The judge also dropped this bombshell: Van Zyl is a financial advisor. This isn’t some oke off the street who doesn’t understand how money works. This is his actual job.

“The respondent is a financial adviser by profession; he is expected to have vast knowledge regarding financial matters and his financial obligations, as this is not a field foreign to him.”

So Where’s The Money Now?

The court crunched the numbers. Van Zyl’s debts, mainly the R2.6 million to Investec, are way bigger than his assets, which sit at around R468 342.10. That means he’s what they call factually insolvent.

Van Zyl claimed he sold his house in May 2025 and walked away with roughly R503 525. But here’s the thing: he couldn’t tell the court where that money went or why he didn’t use any of it to pay back Investec.

“The respondent failed to disclose to this court whether he has other assets. In fact, he could not even explain what he did with the proceeds of the sale of the immovable property.”

Why Seize His Estate If He’s Got Nothing?

Good question. Even if Van Zyl is sitting with empty pockets right now, the court still agreed to sequestrate his estate. Why? Because when someone’s estate is sequestrated, a trustee gets appointed to dig through their financial history. They can investigate where money went, track down hidden assets, and potentially find cash that creditors never knew about.

“Even if there are none at all, but there are reasons for thinking that as a result of enquiry under the Act some may be revealed or recovered for the benefits of creditors, that is sufficient.”

The judge also made a broader point: insolvency law isn’t just about getting money back for the people you owe. It’s also about protecting the general public from okes who pull stunts like this.

“It should also be borne in mind that the purpose of the Insolvency Act is not only for securing the pecuniary benefit to the creditors, but to protect the general body of the public from people who behave in this manner.”

The Final Whistle

On 17 February 2026, Acting Judge Yake granted a provisional sequestration order against Van Zyl’s estate. He now has until 25 March 2026 to pitch up in court and convince the judge why his estate shouldn’t be permanently sequestrated, meaning taken over for good.

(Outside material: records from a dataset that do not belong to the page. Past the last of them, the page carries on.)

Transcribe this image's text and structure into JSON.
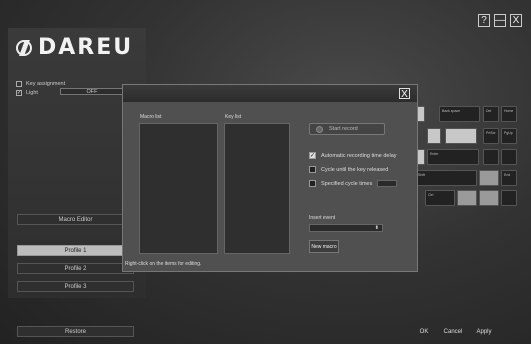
{
  "app": {
    "brand": "DAREU",
    "window_buttons": {
      "help": "?",
      "minimize": "—",
      "close": "X"
    }
  },
  "sidebar": {
    "key_assignment_label": "Key assignment",
    "light_label": "Light",
    "light_value": "OFF",
    "macro_editor": "Macro Editor",
    "profiles": [
      "Profile 1",
      "Profile 2",
      "Profile 3"
    ],
    "restore": "Restore"
  },
  "keyboard": {
    "keys": [
      "Back space",
      "Del",
      "Home",
      "Enter",
      "PrtScr",
      "PgUp",
      "Shift",
      "Ctrl",
      "End"
    ]
  },
  "footer": {
    "ok": "OK",
    "cancel": "Cancel",
    "apply": "Apply"
  },
  "macro_dialog": {
    "close": "X",
    "macro_list_label": "Macro list",
    "key_list_label": "Key list",
    "start_record": "Start record",
    "options": [
      {
        "label": "Automatic recording time delay",
        "checked": true
      },
      {
        "label": "Cycle until the key released",
        "checked": false
      },
      {
        "label": "Specified cycle times",
        "checked": false
      }
    ],
    "insert_event_label": "Insert event",
    "insert_event_value": "",
    "new_macro": "New macro",
    "hint": "Right-click on the items for editing."
  },
  "colors": {
    "accent": "#bdbdbd",
    "dialog_bg": "#505050",
    "app_bg": "#333333"
  }
}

The order has to be served on Van Zyl at his Brackenfell home, plus the Master of the High Court, SARS, and it must be published in the Cape Times and Die Burger newspapers.

The judge made it crystal clear that Van Zyl’s defence was rubbish. He called it “neither bona fide nor sustainable” and said it was simply “an attempt to delay and frustrate Investec.”

“His attempt to characterise the excess transactions as authorised credit under the NCA is therefore contradictory and unsustainable.”

So here’s the bottom line, Mzansi: a financial advisor spotted a bank error, thought he’d struck gold, gambled away more than R2.6 million in a week, and now the court has pulled the plug and seized everything he owns. His career as a financial advisor? Almost certainly finished. And he’s left with nothing but a court date and a hole in the wall where his money used to be.